What sets this identity risk score apart from most others is that every number on screen carries the math behind it. Clicking any score shows the accounts that contributed, the factors that applied, and the reviews that are overdue right now.
This matters most under audit. When an outside assessor asks why a particular user holds a score in the high band, the answer is not that the system produced it. It is those four specific factors applied; three specific accounts contributed most of the risk, and one specific review has been overdue for several weeks. The assessor moves on, the team holds the story, and the record is defensible with real evidence rather than just claims.
Score your access review program against audit-ready standards and find out where the gaps are.

The model sets one clear improvement goal: to reduce the enterprise score below 40, the medium risk band, within twelve months of full deployment.
That is the point where the worst accounts have been cleaned up, the worst applications tightened, the most exposed identities reviewed, and manager-level governance settled into a steady pattern across departments.
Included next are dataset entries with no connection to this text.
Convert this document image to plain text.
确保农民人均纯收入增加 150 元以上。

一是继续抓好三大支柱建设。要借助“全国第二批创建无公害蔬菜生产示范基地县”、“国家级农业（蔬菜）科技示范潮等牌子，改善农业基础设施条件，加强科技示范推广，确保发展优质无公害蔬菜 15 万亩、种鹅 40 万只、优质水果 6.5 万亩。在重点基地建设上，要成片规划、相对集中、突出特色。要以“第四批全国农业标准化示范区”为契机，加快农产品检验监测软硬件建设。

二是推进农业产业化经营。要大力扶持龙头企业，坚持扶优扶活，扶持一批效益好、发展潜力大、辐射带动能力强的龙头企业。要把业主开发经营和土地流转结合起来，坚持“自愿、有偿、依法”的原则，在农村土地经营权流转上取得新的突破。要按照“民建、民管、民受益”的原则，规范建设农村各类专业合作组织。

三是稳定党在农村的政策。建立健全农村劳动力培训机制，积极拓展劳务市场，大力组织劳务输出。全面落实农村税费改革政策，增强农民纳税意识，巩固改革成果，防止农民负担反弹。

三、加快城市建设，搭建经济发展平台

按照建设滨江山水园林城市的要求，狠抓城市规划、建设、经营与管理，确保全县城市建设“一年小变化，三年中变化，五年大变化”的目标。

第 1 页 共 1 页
Reaching that point is not a finish line, since identity environments keep changing. It is a steady, defensible state where the score is documented, repeatable, and measurable against every future audit cycle. The identity governance metrics feeding it stop being a one-time check and start working as a real posture.
Identity Risk Score is the measurement layer that sits on top of every governance action Identity Confluence takes. Every certification campaign, every ownership change, every revocation feeds back into the score. Completed reviews flow into the Evidence Center as audit-ready proof, and even applications without a direct integration enter the governance perimeter through the disconnected application workflow. The score moves visibly as the work happens.
This is what identity security posture looks like when identity risk scoring is built into the platform from the start, rather than added on later as a reporting layer.